Alles strebt zur Form der Kugel, sagt Physiklehrer Witold Staniek. Firmen wissen das.

Die Kugel ist die perfekte Form
Foto: Andreas Woitschützke

Warum formen sich Tropfen zu einer Kugel? Warum ist der Eidotter rund? Warum sind es die Planeten? Witold Staniek, Lehrer für Physik und Mathematik an der Fabry-Realschule in Hilden, weiß die Antwort: „Die Kugel ist die perfekte Form. Jeder Körper sucht nach dem für ihn stabilsten Zustand“, erläutert der Pädagoge. Und könnten alle Körper ihre eigene Form wählen, dann wären sie eine Kugel. Darin steckt vielleicht ein wenig Trost für genussfreudige Menschen, die ein paar Pfunde zuviel auf die Waage bringen: Eigentlich nähern sie sich nur der perfekten Form an.

Das ist das Besondere an der Kugel: „Sie hat die kleinste Oberfläche im Vergleich zum vorgegebenen Volumen“, erläutert Staniek. Damit ist sie auch am stabilsten. Das zeigt sich beispielsweise bei einem Hühnerei.
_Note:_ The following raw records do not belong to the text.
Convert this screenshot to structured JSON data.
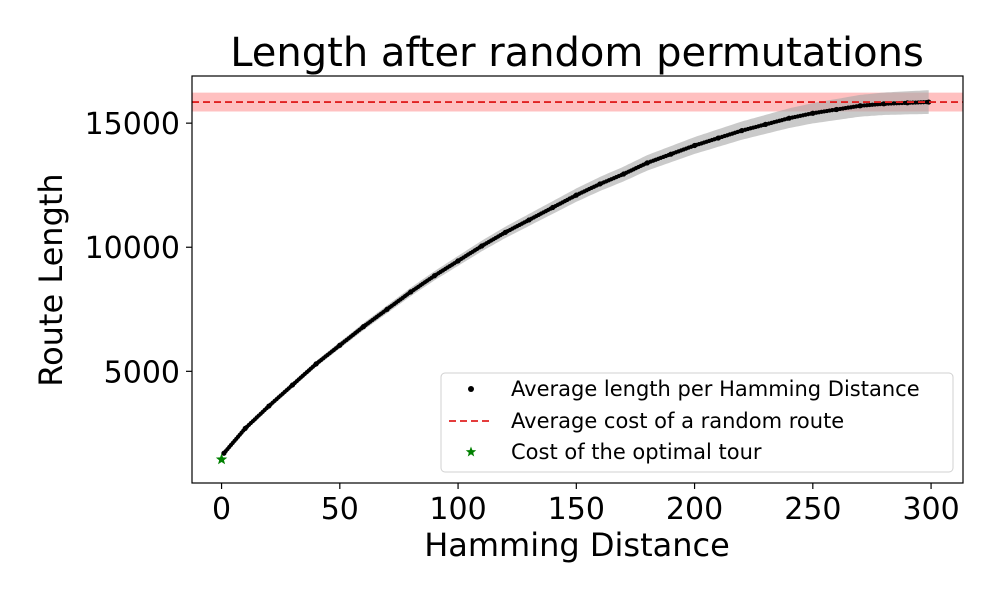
{
  "chart_data": {
    "type": "scatter",
    "title": "Length after random permutations",
    "xlabel": "Hamming Distance",
    "ylabel": "Route Length",
    "xlim": [
      -12.5,
      313.5
    ],
    "ylim": [
      500,
      16900
    ],
    "xticks": [
      0,
      50,
      100,
      150,
      200,
      250,
      300
    ],
    "yticks": [
      5000,
      10000,
      15000
    ],
    "grid": false,
    "legend_position": "lower-right",
    "series": [
      {
        "name": "Average length per Hamming Distance",
        "marker": "dot",
        "color": "#000000",
        "x": [
          1,
          10,
          20,
          30,
          40,
          50,
          60,
          70,
          80,
          90,
          100,
          110,
          120,
          130,
          140,
          150,
          160,
          170,
          180,
          190,
          200,
          210,
          220,
          230,
          240,
          250,
          260,
          270,
          280,
          290,
          299
        ],
        "y": [
          1700,
          2700,
          3600,
          4450,
          5300,
          6050,
          6800,
          7500,
          8200,
          8850,
          9450,
          10050,
          10600,
          11100,
          11600,
          12100,
          12550,
          12950,
          13400,
          13750,
          14100,
          14400,
          14700,
          14950,
          15200,
          15400,
          15550,
          15700,
          15780,
          15820,
          15850
        ]
      },
      {
        "name": "Average cost of a random route",
        "marker": "dashed-line",
        "color": "#e02020",
        "value": 15850
      },
      {
        "name": "Cost of the optimal tour",
        "marker": "star",
        "color": "#008000",
        "x": [
          0
        ],
        "y": [
          1450
        ]
      }
    ],
    "colors": {
      "points": "#000000",
      "band": "#a6a6a6",
      "random_line": "#e02020",
      "random_band": "#ff9e9e",
      "optimal": "#008000"
    }
  }
}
Nicht gerade eine perfekt geformte Kugel, aber das Ei weist trotz seiner eigenwilligen Form eine ähnliche Stabilität wie eine Kugel auf: Wer versucht, ein rohes Ei in seiner Hand zu zerdrücken, wird schnell aufgeben. Obwohl die Schale nur rund 0,4 Millimeter dick ist, bietet sie in ihrer gebogenen Form doch enormen Widerstand. Kugeln sind, mathematisch gesehen, Alleskönner. „Sie können in alle Richtungen rotieren, haben unendlich viele Symmetrieachsen. Es wird beim Rollen keine Richtung bevorzugt. Es ist alles möglich“, erläutert Staniek.
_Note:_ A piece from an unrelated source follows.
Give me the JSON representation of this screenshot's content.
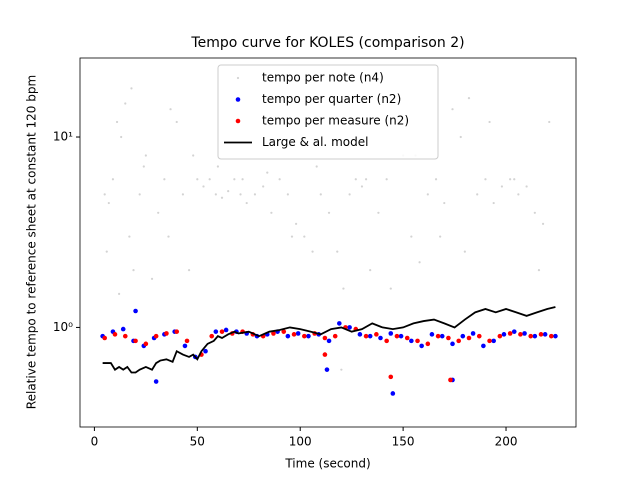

Diese Eigenschaften macht sich auch die Industrie zunutze. So zum Beispiel der Multitechnologiekonzern 3M, dessen größtes europäisches Werk in Hilden ansässig ist. So stellt die Firma 3M unter anderem Glashohlkugeln her, so genannte „Glass Bubbles“. Wirtschaftsingenieur Marcel Döring, zuständig für die Applikationsentwicklung und technische Beratung, hält ein Gefäß mit einem weißen Pulver in der Hand. Doch das Pulver sind in Wirklichkeit Glashohlkugeln mit einem Durchmesser von jeweils 65 Mikrometer. Ein menschliches Haar hat im Schnitt einen Durchmesser von rund 50 Mikrometern.

Die hohlen Kügelchen von 3M sind in vielen Produkten zu finden. „Sie werden häufig genutzt, um Gewicht zu reduzieren“, erläutert Döring.

So werden die „Glass Bubbles“ beispielsweise in Kunststoffe und Klebstoffe gemengt. Damit ausgestattet sind Autos oder Flugzeuge gleich ein wenig leichter. Das senkt den Spritverbrauch, ist also eine ökologisch runde Sache. Zugleich erzielen die Kügelchen in Wandfarben gemischt eine isolierende Wirkung und vermeiden so die Bildung von Kondenswasser. So kann sich kein Schimmel bilden.

Doch warum sind es Glaskugeln und nicht Würfelchen oder Pyramiden? „Würfel würden schneller zu einem Viskositätsanstieg führen“, sagt Döring. Mit Viskosität ist die Zähflüssigkeit gemeint. Sind einer Flüssigkeit Kügelchen statt Würfel beigemengt, bleibt sie flüssiger und ist damit länger streich- und verarbeitungsfähig als bei anderen geometrischen Formen. Zudem gebe es dank der Kügelchen weniger Rissbildung, „man muss nicht so viel nacharbeiten“, sagt der Wirtschaftsingenieur.